Estate sale/garage sale or something else?

We were able to give away some furniture to a hospital employee H knew. We left some stuff until the house sold and family plus friends finished emptying the house for us so we did not need to return the well over 1000 miles. The Salvation Army does pick up (even though I disagree with their take on religion at least people benefit). We were able to find people to take our washer/dryer through an immigrant help organization. A call to such organizations can yield possibilities. Check for annual city sponsored electronics recycling in your area. We are wealthy enough we didn’t need the money from old stuff- just so glad to finally leave some of it behind.

Great idea to downsize. Fresh start. One disadvantage of being our ages is having a lot of stuff acquired decades ago that is too good to replace even though we wish we could buy now. Giving to kids’ first apartments helped.
Perhaps listing in a college area would help.

Our Restore does take exercise equipment so ck with them, it may just be if they have space, idk.

@thumper1 - that answered my question. Thanks! I probably didn’t word it very well.

@Hoggirl

Actually, I know three folks who did this. None wanted to really make money…and all understood that it was “stuff” they just needed to get rid of.

Having an estate person was a very cost effective way to get rid of everything!

I’d hold a garage sale and be very liberal with the pricing. It won’t be very lucrative but it can be rewarding in other ways, such as when you give a small child a stuffed animal map they’re eyeing. We’ve found that there are always people who need stuff and are very grateful to get it for next to nothing.

Please google the topic of “downsizing + estate sales”, and you’ll soon find out that most normal household stuff, including once-expensive furniture and artwork, have little resale value beyond thrift-store pricing. Be sure to educate yourself, so you’re ready to do a serious purge. Thrift stores will take clean, working, saleable stuff, and often not old appliances, or big tvs, or mattresses, or tv cabinets, and will even eye-ball inspect your furniture before loading it on truck. You may want to get a dumpster delivered, or hire junk-truck to haul-away the unwanted stuff; our suburban garbage service charges extra for every item that doesn’t fit in our two Rubbermaid garbage containers.

My uncle didn’t want to share my aunt’s (and my grandmother’s) chinaware and figurines with his own kids, thinking he was going to earn $$$$ at his upscale professional house-sale. Uncle was pleased by the prices, and shocked by how little sold. Worse, contract specified sale-manager would “clean-out house at no cost”, which really meant that 80% of household contents went to sales-manager as no-cost stock in its off-site resale store. Yes, perfectly legal, and iften happens, along with kickback to referring real estate agent.

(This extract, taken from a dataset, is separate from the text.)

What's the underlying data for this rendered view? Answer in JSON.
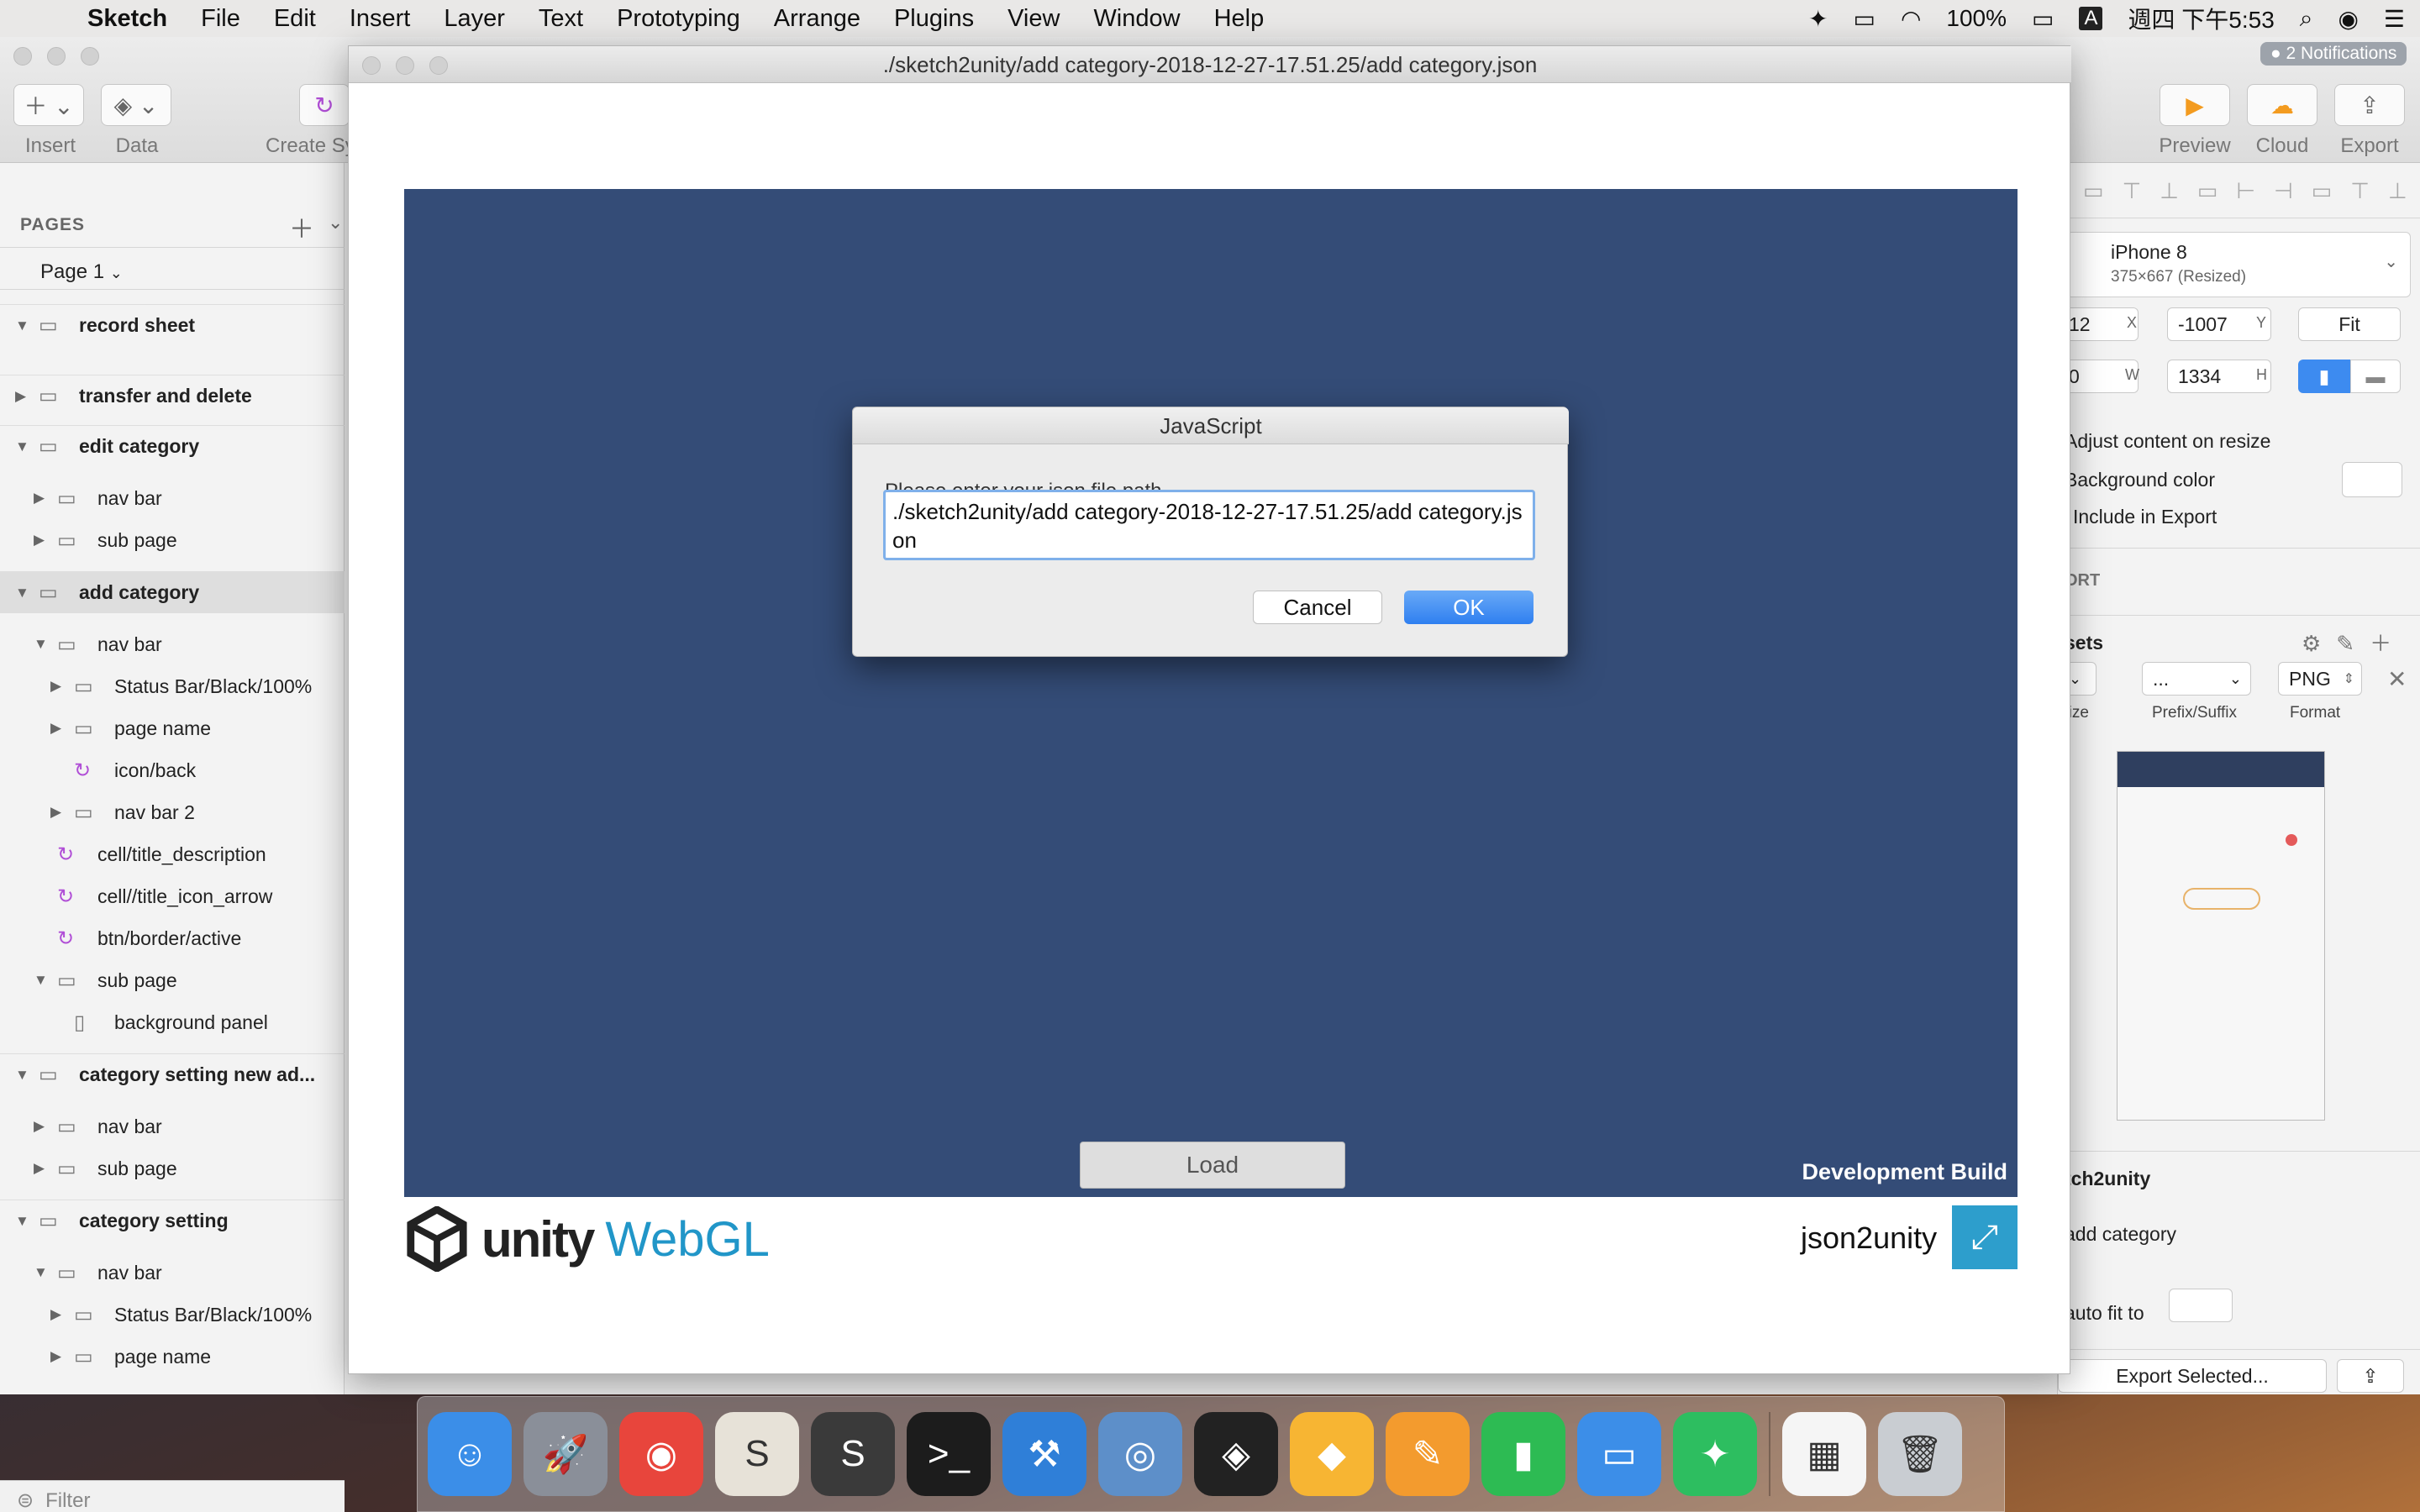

Best arrangement: let the kids pick what they’d like, now or never, from what’s not coming to your new home, then let friends and family pick, then call a non-profit resale shop with pick-up service to retrieve what’s in good saleable condition, and the rest goes into dumpster or junk-truck service. Yes, it’s hard to dismantle a home.

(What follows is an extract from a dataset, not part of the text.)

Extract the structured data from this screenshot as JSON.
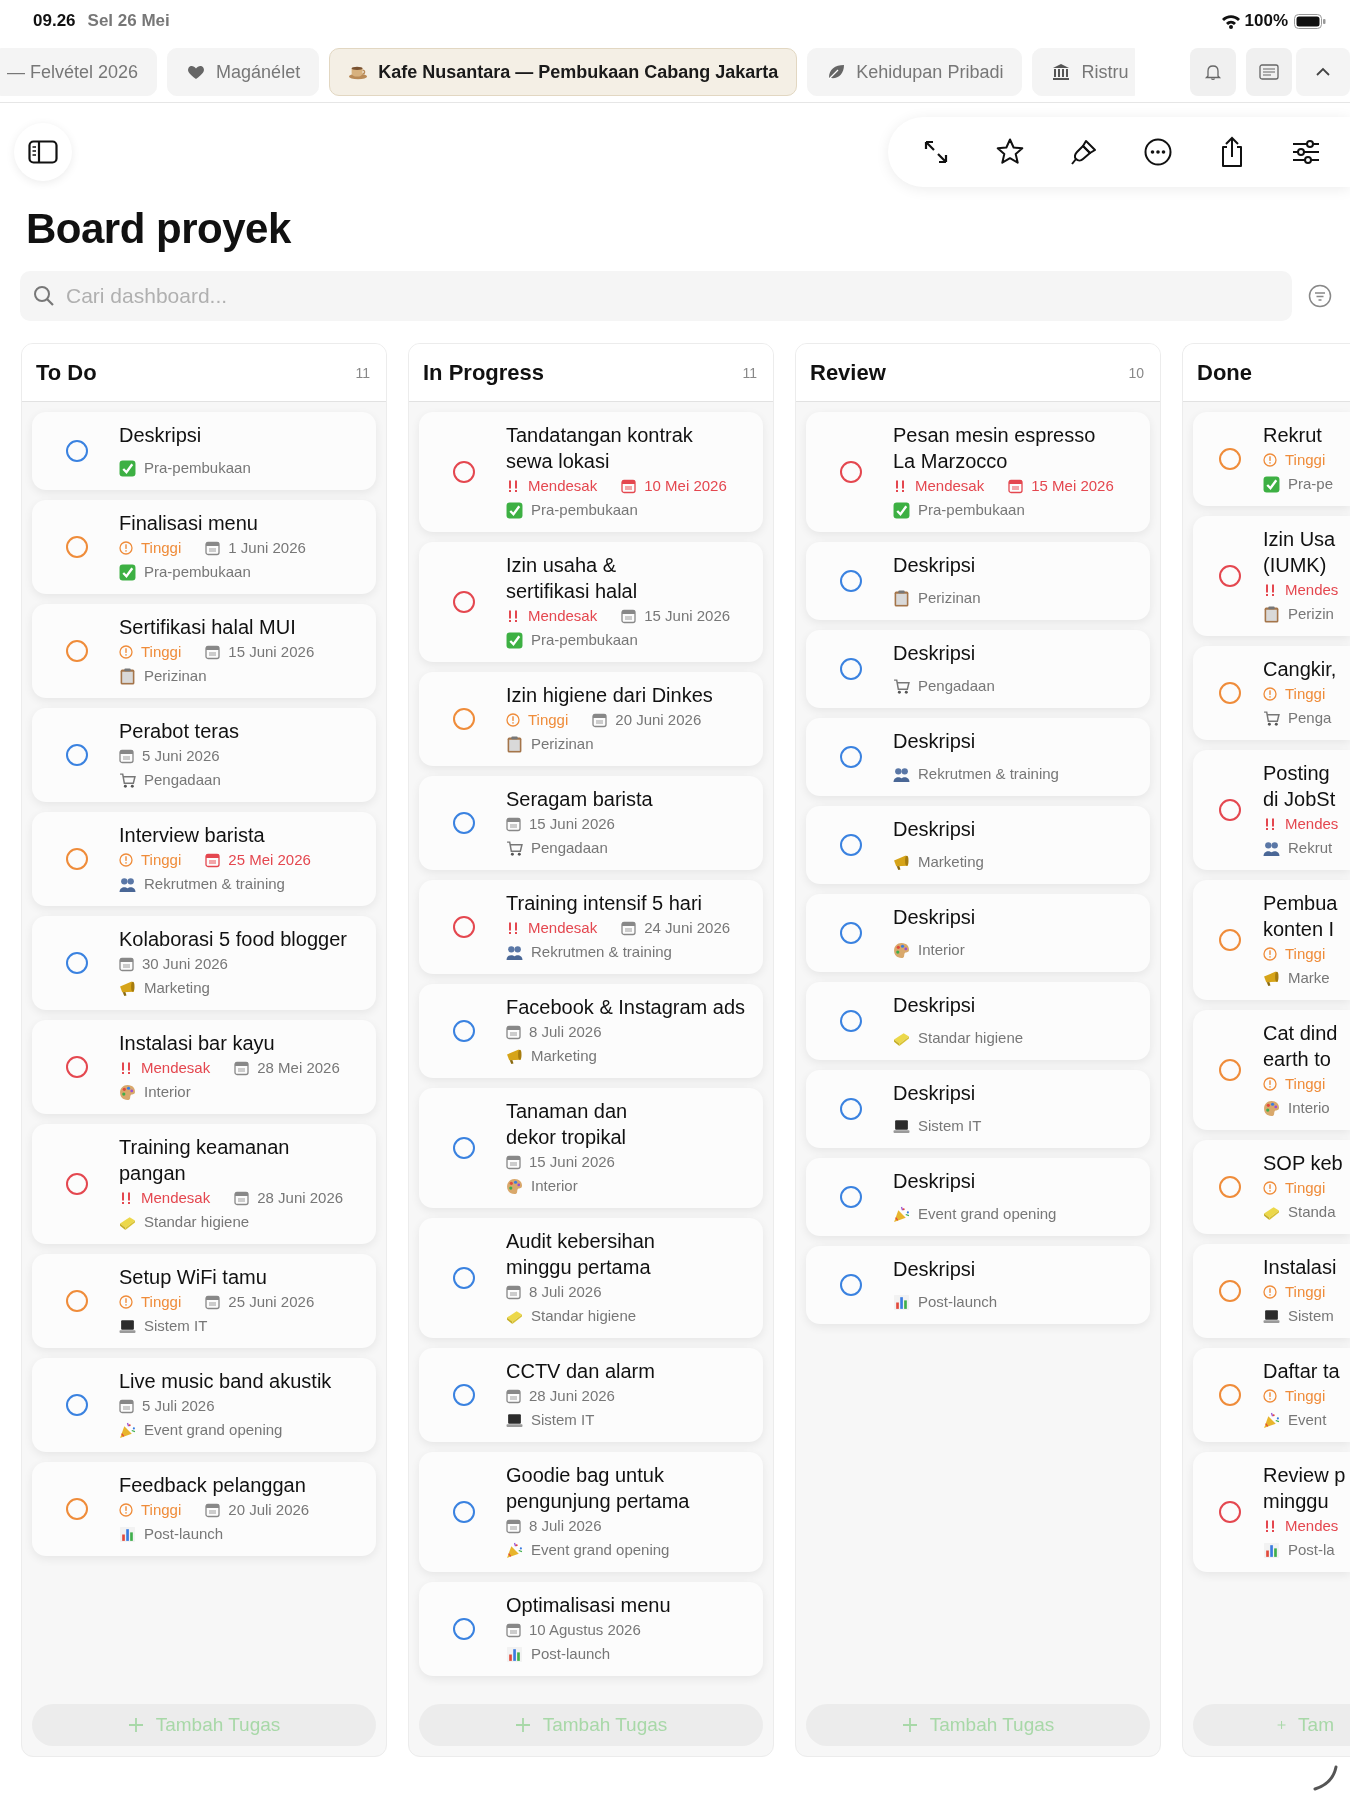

That said, we recently sold some high-quality like-new recognizable designer large furniture items on Craigslist, priced at fraction of retail price for items still in current manufacturer line, and could write a chapter-long story about each experience. Many buyers on Craigslist are flakes. Think hard before listing, worse if items are free, in our experience - lots of (sometimes relatively intimidating) resellers out there trying to aggressively procure merchandise for free who you don’t want to meet at your home alone.

Restore, Habitat’s retail store is awesome. When we redid our kitchen they took all the old cabinets,counter tops,appliances, table & chairs even the kitchen sink!

In our area, St. Vincent DePaul’s Catholic Charity (separate from St. Vincent DePaul’s Charity) is the contact organization for refugee resettlement. They will pick things up. Habitat Restore is also a good idea.